His words sent a chill down my spine. I kept attacking his mind, and I uncovered pieces of what was happening as I did. They only made my stomach sink faster as I discovered more. I learned the Adair family helped break down the connection Lehesion had with Eonoth, the Old One. They'd lessened the barriers between the two, giving Lehesion more of the Old One's primordial, inconceivable energies.

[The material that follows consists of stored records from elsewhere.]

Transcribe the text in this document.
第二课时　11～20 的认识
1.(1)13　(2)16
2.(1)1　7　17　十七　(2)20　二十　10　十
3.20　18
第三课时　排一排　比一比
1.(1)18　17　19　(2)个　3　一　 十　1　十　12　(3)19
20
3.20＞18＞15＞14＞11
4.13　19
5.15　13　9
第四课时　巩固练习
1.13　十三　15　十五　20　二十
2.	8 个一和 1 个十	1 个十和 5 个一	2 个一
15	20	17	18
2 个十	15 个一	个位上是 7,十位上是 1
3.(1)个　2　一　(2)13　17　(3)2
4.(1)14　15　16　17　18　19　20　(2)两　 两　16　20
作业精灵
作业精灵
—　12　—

But, I hadn't faced any of those new powers. No, I had met a living factory that powered Elysium's entire stat system, even while we fought one another. The whole time, he carried the brunt of a new society on his shoulders, and I hadn't known it. Lehesion grumbled,

”And with this freedom, what will I do? Tear down my manipulators? They stand beyond my reach, hidden amongst the stars. Destroy their armies? They number many, and they sprawl across planets. It would take time that I no longer have.”

I continued attacking his mind. Memories of our fight flooded me. When Lehesion wanted to maul, the mages weakened him. When he wished to devastate, Elysium enfeebled his attacks. As I ruptured and cleaved him apart, Elysium kept his unchecked rage shackled. The psionics faltered as I put pressure on their limiters and controls. Now, I faced Lehesion with his mind returned and his powers unbounded.

And staring at me, the beast's overbearing confidence returned,

”But, you stand here, Harbinger. You've earned my ire and my gaze. Now, little one, let us see if you may survive its fury.”